Jabberwocky Ecology

Data Analyst position in ecology research group

The Weecology lab group run by Ethan White and Morgan Ernest at the University of Florida is seeking a Data Analyst to work collaboratively with faculty, graduate students, and postdocs to understand and model ecological systems. We’re looking for someone who enjoys tidying, managing, manipulating, visualizing, and analyzing data to help support scientific discovery.

The position will include:

  • Organizing, analyzing, and visualizing large amounts of ecological data, including spatial and remotely sensed data. Modifying existing analytical approaches and data protocols as needed.
  • Planning and executing the analysis of data related to newly forming questions from the group. Assisting in the statistical analysis of ecological data, as determined by the needs of the research group.
  • Providing assistance and guidance to members of the research group on existing research projects. Working collaboratively with undergraduates, graduate students and postdocs in the group and from related projects.
  • Learning new analytical tools and software as needed.

This is a staff position in the group and will be focused on data management and analysis. All members of this collaborative group are considered equal partners in the scientific process and this position will be actively involved in collaborations. Weecology believes in the importance of open science, so most work done as part of this position will involve writing open source code, use of open source software, and production and use of open data.

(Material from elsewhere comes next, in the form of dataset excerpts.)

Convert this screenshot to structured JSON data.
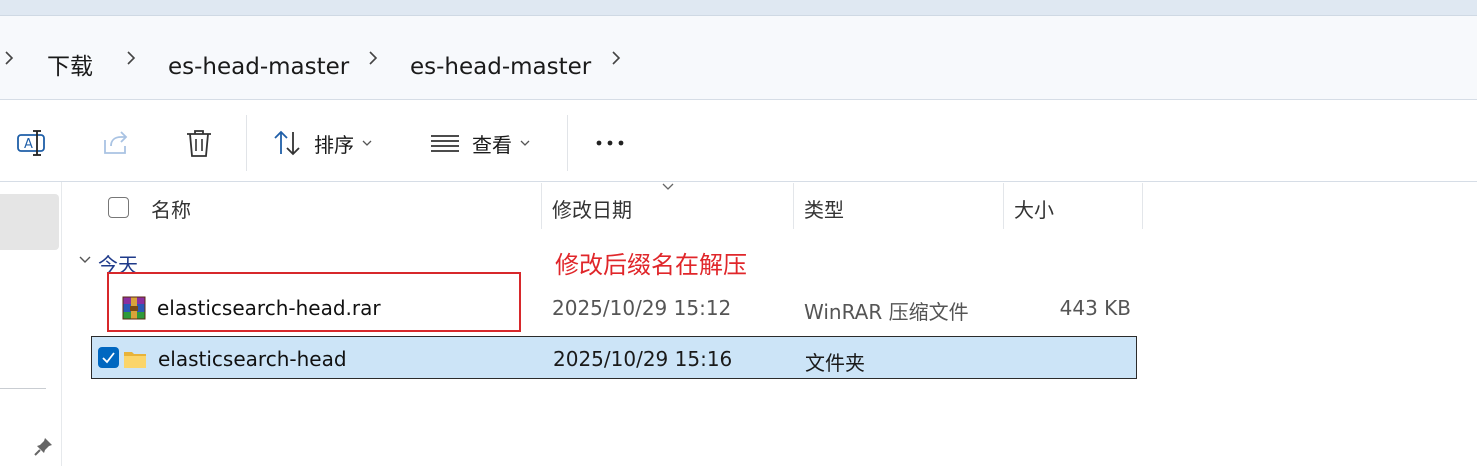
{
  "breadcrumb": {
    "items": [
      "下载",
      "es-head-master",
      "es-head-master"
    ]
  },
  "toolbar": {
    "rename_icon": "rename-icon",
    "share_icon": "share-icon",
    "delete_icon": "trash-icon",
    "sort_label": "排序",
    "view_label": "查看",
    "more_icon": "more-icon"
  },
  "list": {
    "columns": {
      "name": "名称",
      "date": "修改日期",
      "type": "类型",
      "size": "大小"
    },
    "group_label": "今天",
    "rows": [
      {
        "name": "elasticsearch-head.rar",
        "date": "2025/10/29 15:12",
        "type": "WinRAR 压缩文件",
        "size": "443 KB",
        "icon": "winrar-archive-icon"
      },
      {
        "name": "elasticsearch-head",
        "date": "2025/10/29 15:16",
        "type": "文件夹",
        "size": "",
        "icon": "folder-icon"
      }
    ]
  },
  "annotation": {
    "text": "修改后缀名在解压",
    "color": "#e0262a"
  },
  "colors": {
    "selection": "#cce4f7",
    "accent": "#0067c0"
  }
}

Weecology is a partnership between the White Lab, which studies ecology using quantitative and computational approaches and the Ernest Lab, which tends to be more field and community ecology oriented. The Weecology group supports and encourages members interested in a variety of career paths. Former weecologists are currently employed in the tech industry, with the National Ecological Observatory Network, as faculty at teaching-focused colleges, and as postdocs and faculty at research universities. We are also committed to supporting and training a diverse scientific workforce. Current and former group members encompass a variety of racial and ethnic backgrounds from the U.S. and other countries, members of the LGBTQ community, military veterans, people with chronic illnesses, and first-generation college students. More information about the Weecology group and respective labs is available on our website. You can also check us out on Twitter (@skmorgane, @ethanwhite, @weecology, GitHub, and our blog Jabberwocky Ecology.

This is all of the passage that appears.